Yes, it is possible!

For example, take free groups on 2 and 4 generators F2 and F4. Obviously F2 is a subgroup of F4. They are not isomorphic -- for example, they have different amount of homomorphisms to Z/2Z. As for injection of F4 into F2, here is one example:
a -> x;
b -> yxy^-1;
c -> y^2xy^-2;
d-> y^3xy^-3.

Edit: I interpreted your question as "is it possible for g to be isomorphic to a subgroup of H and vise versa". If you literally meant that they should be actual subgroups of each other, but not isomorphic, then it is indeed obviously not possible.

[–]deaths_accountant[S] 8 points9 points  (0 children)

That is what I meant. Thank you for answering what I meant rather than what I said.

[–]WibbleTeeFlibbet 1 point2 points  (4 children)

It's not possible for non-isomorphic groups.

If g is a subgroup of H, there's an inclusion map g -> H given by g |-> g.
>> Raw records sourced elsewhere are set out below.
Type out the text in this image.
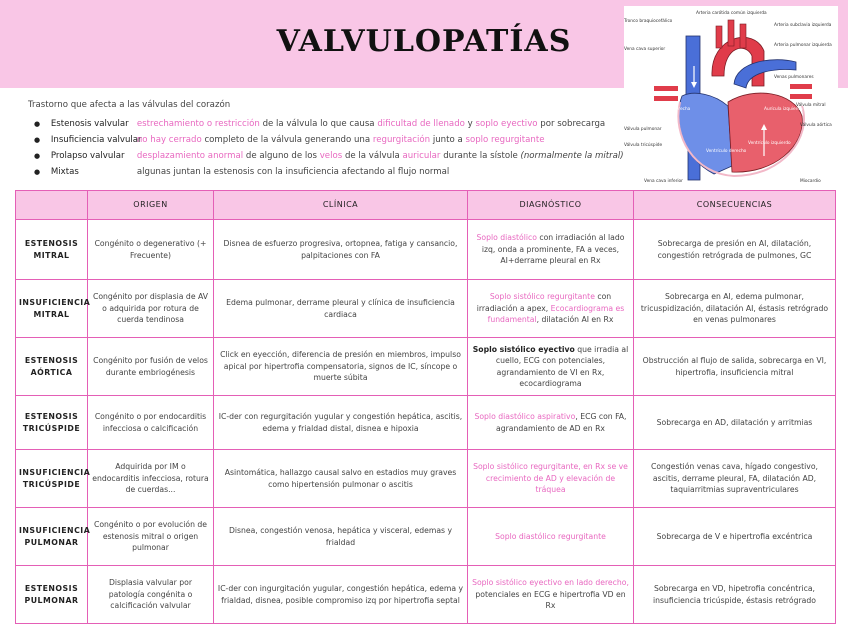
VALVULOPATÍAS
Arteria carótida común izquierda
Tronco braquiocefálico
Arteria subclavia izquierda
Aorta
Arteria pulmonar izquierda
Venas pulmonares
Vena cava superior
Aurícula derecha	Aurícula izquierda
Válvula pulmonar
Válvula mitral
Válvula aórtica
Válvula tricúspide
Ventrículo derecho
Ventrículo izquierdo
Vena cava inferior	Miocardio
Trastorno que afecta a las válvulas del corazón
● Estenosis valvular estrechamiento o restricción de la válvula lo que causa dificultad de llenado y soplo eyectivo por sobrecarga
● Insuficiencia valvularno hay cerrado completo de la válvula generando una regurgitación junto a soplo regurgitante
● Prolapso valvular desplazamiento anormal de alguno de los velos de la válvula auricular durante la sístole (normalmente la mitral)
● Mixtas	algunas juntan la estenosis con la insuficiencia afectando al flujo normal
	ORIGEN	CLÍNICA	DIAGNÓSTICO	CONSECUENCIAS
ESTENOSIS MITRAL	Congénito o degenerativo (+ Frecuente)	Disnea de esfuerzo progresiva, ortopnea, fatiga y cansancio, palpitaciones con FA	Soplo diastólico con irradiación al lado izq, onda a prominente, FA a veces, AI+derrame pleural en Rx	Sobrecarga de presión en AI, dilatación, congestión retrógrada de pulmones, GC
INSUFICIENCIA MITRAL	Congénito por displasia de AV o adquirida por rotura de cuerda tendinosa	Edema pulmonar, derrame pleural y clínica de insuficiencia cardiaca	Soplo sistólico regurgitante con irradiación a apex, Ecocardiograma es fundamental, dilatación AI en Rx	Sobrecarga en AI, edema pulmonar, tricuspidización, dilatación AI, éstasis retrógrado en venas pulmonares
ESTENOSIS AÓRTICA	Congénito por fusión de velos durante embriogénesis	Click en eyección, diferencia de presión en miembros, impulso apical por hipertrofia compensatoria, signos de IC, síncope o muerte súbita	Soplo sistólico eyectivo que irradia al cuello, ECG con potenciales, agrandamiento de VI en Rx, ecocardiograma	Obstrucción al flujo de salida, sobrecarga en VI, hipertrofia, insuficiencia mitral
ESTENOSIS TRICÚSPIDE	Congénito o por endocarditis infecciosa o calcificación	IC-der con regurgitación yugular y congestión hepática, ascitis, edema y frialdad distal, disnea e hipoxia	Soplo diastólico aspirativo, ECG con FA, agrandamiento de AD en Rx	Sobrecarga en AD, dilatación y arritmias
INSUFICIENCIA TRICÚSPIDE	Adquirida por IM o endocarditis infecciosa, rotura de cuerdas...	Asintomática, hallazgo causal salvo en estadios muy graves como hipertensión pulmonar o ascitis	Soplo sistólico regurgitante, en Rx se ve crecimiento de AD y elevación de tráquea	Congestión venas cava, hígado congestivo, ascitis, derrame pleural, FA, dilatación AD, taquiarritmias supraventriculares
INSUFICIENCIA PULMONAR	Congénito o por evolución de estenosis mitral o origen pulmonar	Disnea, congestión venosa, hepática y visceral, edemas y frialdad	Soplo diastólico regurgitante	Sobrecarga de V e hipertrofia excéntrica
ESTENOSIS PULMONAR	Displasia valvular por patología congénita o calcificación valvular	IC-der con ingurgitación yugular, congestión hepática, edema y frialdad, disnea, posible compromiso izq por hipertrofia septal	Soplo sistólico eyectivo en lado derecho, potenciales en ECG e hipertrofia VD en Rx	Sobrecarga en VD, hipetrofia concéntrica, insuficiencia tricúspide, éstasis retrógrado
And since H is a subgroup of g, there's an inclusion H -> g defined by h |-> h.

We can show that both of these inclusions are in fact isomorphisms. That they're injective homomorphisms is obvious. To see they're also surjective, let h in H and consider the inclusion of h into g. This is an element h in g. Now consider the inclusion of h in g into H. This is an element of g that maps to h in H, so the inclusion g -> H is surjective. Similarly for the inclusion H -> g.

Thus if g and H are subgroups of each other, they are isomorphic.

[–]deaths_accountant[S] 1 point2 points  (0 children)

Sorry, this is because I worded it imprecisely. I really meant that g is isomorphic to a subgroup of H, and vice versa, so the inclusion map didn't work. And u/Ashtero showed that it is possible, as long as I don't mess up my wording of the question.

[–]gnome_genome 0 points1 point  (2 children)

If g and H were identical, wouldn't they both be included in each other?

[–]WibbleTeeFlibbet 1 point2 points  (1 child)

Yes, but the extra text of the OP says g and H aren't isomorphic. I updated my answer to clarify.